III° Nous avons expliqué ce qui regarde la prédestination et la puissance du Fils de Dieu; il reste à en considérer le signe, indiqué dans les paroles qui suivent: "Selon l’Esprit de sanctification," car c’est le propre de la puissance divine de sanctifier les hommes par la communication de l’Esprit-Saint (Lévitique XX, 8): "Je suis le Seigneur qui vous sanctifie." Lui seul aussi peut donner cet Esprit (Is 42,5): "Voici ce que dit le Seigneur qui créa les cieux;" et plus loin: "Il donne le souffle au peuple qui remplit la terre, et la vie à ceux qui y marchent." On voit par là que le Christ a la puissance divine, puisqu’il donne lui-même l’Esprit-Saint (Jean, XV, 6): "Lorsque sera venu le Consolateur que je vous enverrai." C’est aussi par sa vertu que nous sommes sanctifiés (I Cor., VI, 11): "Vous avez été sanctifiés, vous avez été justifiés au nom de Notre Seigneur Jésus-Christ et par l’Esprit de notre Dieu." Saint Paul donc, en disant que le Christ se montre Fils de Dieu en puissance: Selon l’Esprit de sanctification, veut dire en tant qu’il donne cet Esprit qui a commencé à sanctifier, "Par la résurrection des morts de Notre Seigneur Jésus-Christ," c’est-à-dire d’entre les morts (Jean, VII, 39): "L’Esprit n’était pas encore donné, parce que Jésus n’était pas encore glorifié." Mais ceci ne doit pas être entendu dans ce sens, que personne n’aurait reçu, avant la résurrection du Christ, l’Esprit sanctificateur, mais en ce sens que, du moment où le Christ fut ressuscité, cet Esprit commença à être donné et plus fréquemment et avec plus d’abondance.
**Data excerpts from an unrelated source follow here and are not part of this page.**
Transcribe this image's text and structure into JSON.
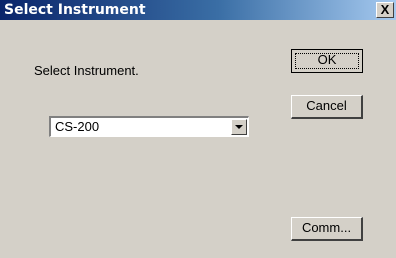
{
  "window": {
    "title": "Select Instrument",
    "close_symbol": "X"
  },
  "dialog": {
    "prompt": "Select Instrument.",
    "instrument_select": {
      "selected_value": "CS-200"
    },
    "buttons": {
      "ok_label": "OK",
      "cancel_label": "Cancel",
      "comm_label": "Comm..."
    }
  },
  "icons": {
    "dropdown": "chevron-down-icon",
    "close": "close-icon"
  }
}
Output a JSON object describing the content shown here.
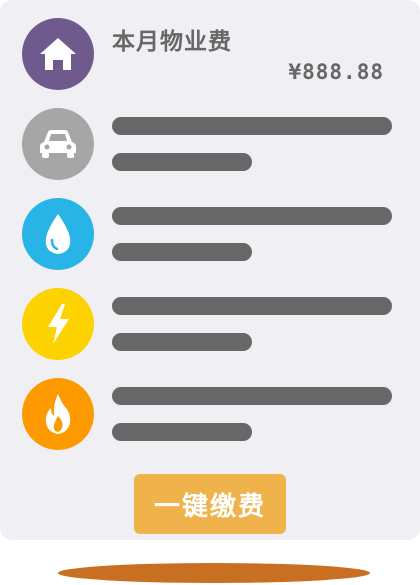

On peut encore entendre que l’on indique ici deux marques de la puissance divine en Jésus-Christ: la première, en ce que l’Apôtre dit: "Selon l’Esprit de sanctification, soit que l’on comprenne l’Esprit de sainteté, ainsi qu’on vient de l’expliquer; soit que l’on entende que le Christ lui-même a été conçu dans le sein de la Vierge par l’opération de l’Esprit-Saint, ce qui est en lui le signe de la puissance divine, suivant saint Luc (I, 35): "L’Esprit-Saint surviendra en vous," et, ajoute l’évangéliste, "c’est pourquoi le saint qui naîtra de vous sera appelé le Fils de Dieu." La seconde marque de la puissance divine, c’est la résurrection des morts (Jean, V, 28): "Comme le Père ressuscite les morts et les vivifie, ainsi fait le Fils."

Le sens est donc qu’on reconnaît le Christ pour le Fils de Dieu en puissance par la résurrection des morts, c’est-à-dire parce qu’il a fait ressusciter les morts avec lui, comme il est rapporté en saint Matthieu (XXVII, 52): "Plusieurs corps des saints qui étaient morts se levèrent;" et ensuite parce qu’il les fera tous ressusciter (Jean, V, 28): "Tous ceux qui sont dans les sépulcres en tendront la voix du Fils de Dieu;" et (verset 25): "Ceux qui l’auront ouïe vivront." on peut encore entendre ce passage de la résurrection spirituelle, qui est celle du péché (Ephésiens V, 14): "Levez-vous, vous qui dormez, sortez d’entre les morts." Ils sont appelés "les morts de Jésus-Christ" parce qu’ils sont ressuscités par lui, comme on dirait les malades de tel médecin parce qu’il les aurait guéris. Ces deux marques peuvent aussi être rapportées aux deux points déjà expliqués, de cette manière: "qui lui est né de la race de David selon la chair," et cela "selon l’Esprit de sanctification" depuis sa conception, et "qui a été prédestiné Fils de Dieu en puissance," comme on le voit "par la résurrection des morts." Mais la première explication est préférable.